FIG. 16 is an explanatory diagram showing a use state of the flow adjustment device of the present invention in a clinical room.

[Explanation of symbols]

 DESCRIPTION OF SYMBOLS 1 ... Single molded piece 2, 3 ... End part 4 ... Central part 5 ... Bore 7 ... Tubular element 8 ... Mandrel 9, 10 ... Press tool 11 ... Central area 12 ... Internal 13 ... Tube end part 14 ... Molding die 15 Guide member 16 Inflatable collar 17 Mandrel 22, 23 Connecting piece 26 Supply pipe device

──────────────────────────────────────────────────続 き Continuation of the front page (56) References JP-A-62-49863 (JP, A) JP-A-3-237984 (JP, A) JP-A-62-261369 (JP, A) 164637 (JP, U) JP-A 1-1117348 (JP, U) (58) Field surveyed (Int. Cl. ⁶ , DB name) A61M 5/14

Claims (2)

(57) [Claims] 1. A single tubular molded piece connected to a fluid supply device, said tubular molded piece having two tubular ends that can be fitted to the ends of the supply line pipes of the fluid supply apparatus. And a circular bore formed therein between the two ends of the tube, the circular bore forming a uniform cross-sectional passage having a predetermined precision diameter and length communicating with the supply pipe, wherein the diameter of the bore is Is a smaller diameter than the inner diameter of the two tubular ends, the diameter and length of which are functions of the radius of the supplied fluid, and are calibrated and selected. 2. A method of manufacturing a flow control device such as a catheter according to claim 1, comprising providing a continuous tubular element and simultaneously introducing a calibrated mandrel into said tubular element in its axial direction.
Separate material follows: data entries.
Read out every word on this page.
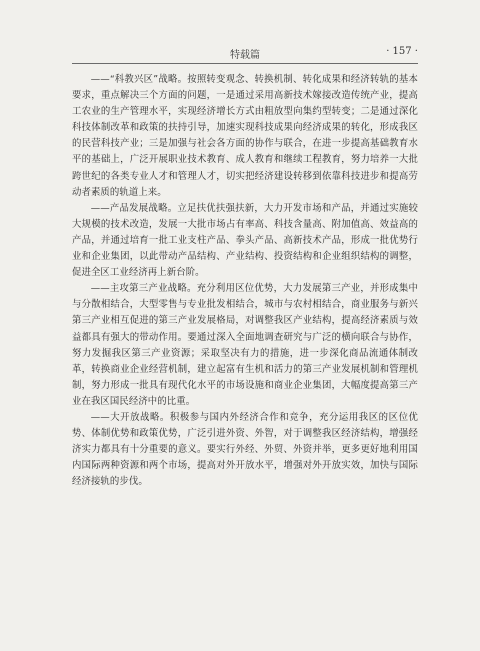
特载篇	· 157 ·

——“科教兴区”战略。按照转变观念、转换机制、转化成果和经济转轨的基本要求，重点解决三个方面的问题，一是通过采用高新技术嫁接改造传统产业，提高工农业的生产管理水平，实现经济增长方式由粗放型向集约型转变；二是通过深化科技体制改革和政策的扶持引导，加速实现科技成果向经济成果的转化，形成我区的民营科技产业；三是加强与社会各方面的协作与联合，在进一步提高基础教育水平的基础上，广泛开展职业技术教育、成人教育和继续工程教育，努力培养一大批跨世纪的各类专业人才和管理人才，切实把经济建设转移到依靠科技进步和提高劳动者素质的轨道上来。

——产品发展战略。立足扶优扶强扶新，大力开发市场和产品，并通过实施较大规模的技术改造，发展一大批市场占有率高、科技含量高、附加值高、效益高的产品，并通过培育一批工业支柱产品、拳头产品、高新技术产品，形成一批优势行业和企业集团，以此带动产品结构、产业结构、投资结构和企业组织结构的调整，促进全区工业经济再上新台阶。

——主攻第三产业战略。充分利用区位优势，大力发展第三产业，并形成集中与分散相结合，大型零售与专业批发相结合，城市与农村相结合，商业服务与新兴第三产业相互促进的第三产业发展格局，对调整我区产业结构，提高经济素质与效益都具有强大的带动作用。要通过深入全面地调查研究与广泛的横向联合与协作，努力发掘我区第三产业资源；采取坚决有力的措施，进一步深化商品流通体制改革，转换商业企业经营机制，建立起富有生机和活力的第三产业发展机制和管理机制，努力形成一批具有现代化水平的市场设施和商业企业集团，大幅度提高第三产业在我区国民经济中的比重。

——大开放战略。积极参与国内外经济合作和竞争，充分运用我区的区位优势、体制优势和政策优势，广泛引进外资、外智，对于调整我区经济结构，增强经济实力都具有十分重要的意义。要实行外经、外贸、外资并举，更多更好地利用国内国际两种资源和两个市场，提高对外开放水平，增强对外开放实效，加快与国际经济接轨的步伐。
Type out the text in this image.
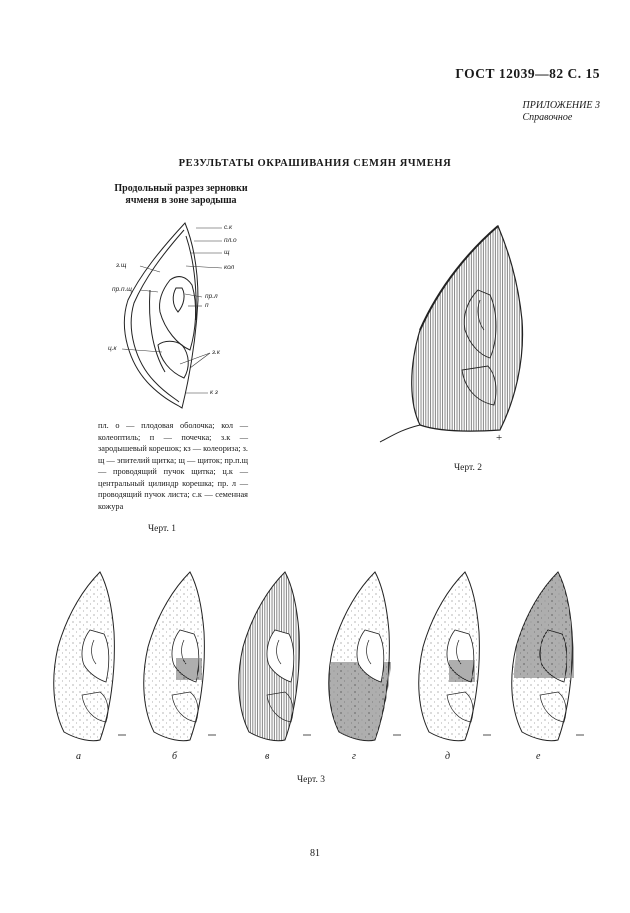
ГОСТ 12039—82 С. 15
ПРИЛОЖЕНИЕ 3
Справочное
РЕЗУЛЬТАТЫ ОКРАШИВАНИЯ СЕМЯН ЯЧМЕНЯ
Продольный разрез зерновки
ячменя в зоне зародыша
с.к
пл.о
щ
з.щ	кол
пр.п.щ
пр.л
п
ц.к
з.к
к з
пл. о — плодовая оболочка; кол — колеоптиль; п — почечка; з.к — зародышевый корешок; кз — колеориза; з. щ — эпителий щитка; щ — щиток; пр.п.щ — проводящий пучок щитка; ц.к — центральный цилиндр корешка; пр. л — проводящий пучок листа; с.к — семенная кожура
Черт. 1
+
Черт. 2
а	б	в	г	д	е
Черт. 3
81
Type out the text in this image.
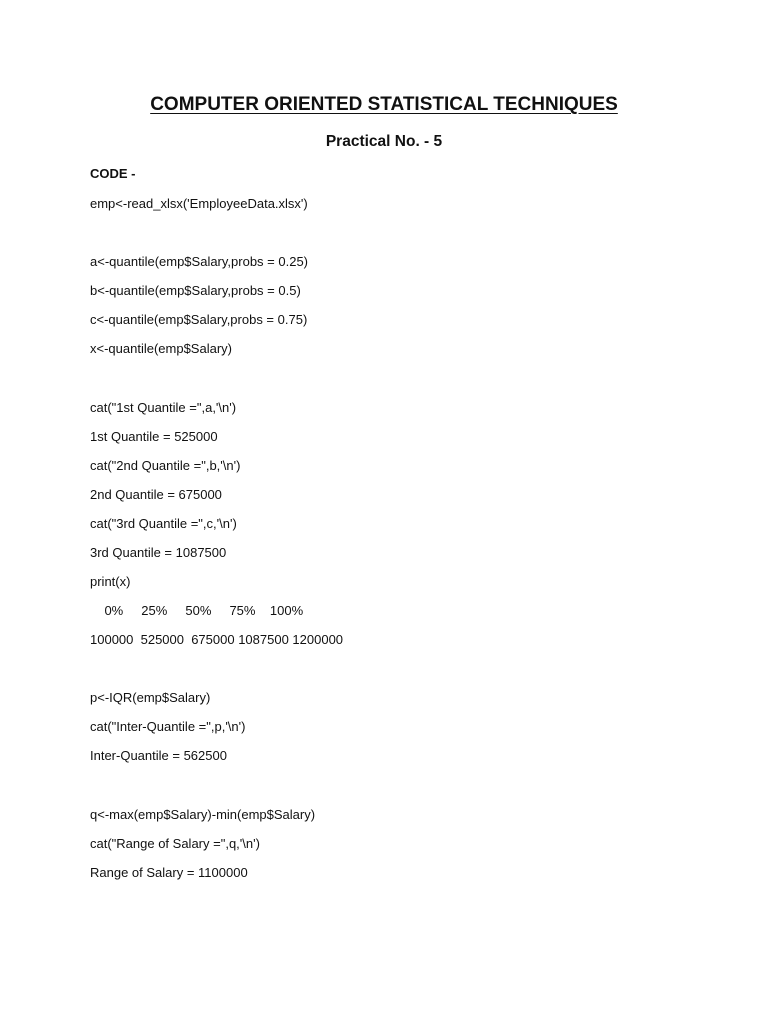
COMPUTER ORIENTED STATISTICAL TECHNIQUES
Practical No. - 5
CODE -
emp<-read_xlsx('EmployeeData.xlsx')
a<-quantile(emp$Salary,probs = 0.25)
b<-quantile(emp$Salary,probs = 0.5)
c<-quantile(emp$Salary,probs = 0.75)
x<-quantile(emp$Salary)
cat("1st Quantile =",a,'\n')
1st Quantile = 525000
cat("2nd Quantile =",b,'\n')
2nd Quantile = 675000
cat("3rd Quantile =",c,'\n')
3rd Quantile = 1087500
print(x)
0%     25%     50%     75%    100%
100000  525000  675000 1087500 1200000
p<-IQR(emp$Salary)
cat("Inter-Quantile =",p,'\n')
Inter-Quantile = 562500
q<-max(emp$Salary)-min(emp$Salary)
cat("Range of Salary =",q,'\n')
Range of Salary = 1100000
The tubular element is placed in a molding die at a predetermined interval from one end of the tubular element corresponding to the insertion position of the mandrel, and the mold is hot-pressed to remove the tubular element in the mold. Flatten to form a calibration bore corresponding to the calibration cross section of the mandrel, then cool the mold, remove the mandrel, cut both ends of the tubular element with the calibration bore formed to a predetermined length And forming a single tubular molded piece having a calibration flow path compression-molded between the two tubular ends.